At every step of the pandemic, whether it was arranging a steady stock of medication or food through hoarding culture, fighting a house fire and acting responsibly through the haze, cleaning up (on a one-man team) what resembled a coal mine, or taking my symptoms seriously and arranging to get my illness checked, all with a suppressed immune system, makes me appreciate how far I have come at managing life events.
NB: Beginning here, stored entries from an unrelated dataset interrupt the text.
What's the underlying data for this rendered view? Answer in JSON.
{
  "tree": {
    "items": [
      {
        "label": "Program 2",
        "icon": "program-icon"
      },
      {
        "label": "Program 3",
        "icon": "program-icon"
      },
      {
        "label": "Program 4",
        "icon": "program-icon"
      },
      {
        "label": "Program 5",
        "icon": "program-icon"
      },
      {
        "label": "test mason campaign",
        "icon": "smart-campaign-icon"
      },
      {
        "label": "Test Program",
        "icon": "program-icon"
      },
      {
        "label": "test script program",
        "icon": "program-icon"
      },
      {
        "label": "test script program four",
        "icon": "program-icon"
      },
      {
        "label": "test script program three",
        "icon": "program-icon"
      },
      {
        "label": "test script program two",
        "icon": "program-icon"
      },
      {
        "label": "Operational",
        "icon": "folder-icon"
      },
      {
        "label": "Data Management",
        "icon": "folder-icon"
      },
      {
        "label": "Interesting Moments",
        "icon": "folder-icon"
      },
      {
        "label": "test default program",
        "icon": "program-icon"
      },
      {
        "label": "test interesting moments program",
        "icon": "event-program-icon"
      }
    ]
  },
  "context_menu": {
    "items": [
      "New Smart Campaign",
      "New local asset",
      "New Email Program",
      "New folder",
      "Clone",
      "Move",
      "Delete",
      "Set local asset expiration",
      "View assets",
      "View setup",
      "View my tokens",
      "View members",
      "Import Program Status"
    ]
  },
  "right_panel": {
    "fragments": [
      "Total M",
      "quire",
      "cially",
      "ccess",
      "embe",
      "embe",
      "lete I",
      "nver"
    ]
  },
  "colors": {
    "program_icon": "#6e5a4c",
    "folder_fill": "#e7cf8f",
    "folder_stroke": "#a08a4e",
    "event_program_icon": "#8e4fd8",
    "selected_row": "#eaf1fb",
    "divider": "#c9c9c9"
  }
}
When I reflect back at this time, I feel incredibly proud of myself and tremendously thankful to my empathetic neighbor and family members. At every step of the pandemic, whether it was arranging a steady stock of medication or food through hoarding culture, fighting a house fire and acting responsibly through the haze, cleaning up (on a one-man team) what resembled a coal mine, or taking my symptoms seriously and arranging to get my illness checked, all with a suppressed immune system, makes me appreciate how far I have come at managing life events. Most importantly, I am proud of the way I got up every single day and faced every new impossible step, keeping my hope alive. My hope was well protected by my kind neighbor who graciously took me in, fed me, and talked me through my experience, and my loving family who did impossible things just to keep me safe and support me through the cloudy aftermath. I’ve learnt that managing major life-altering events like these are possible with individual grit, determination and an understanding support system who stop you from succumbing into a negative spiral. With IBD, a major life skill is prioritizing things you can control in events you can’t. In these trying times, I did my best to keep to my safe foods, take all my medications on time, limit other stressors, and stay on top of my illness by getting it checked and keeping my GI in the loop. In terms of PTSD, I am still very nervous around air conditioners. At this moment, I can’t afford a therapist and so do my best to educate myself on PTSD and healthy relaxing coping mechanisms.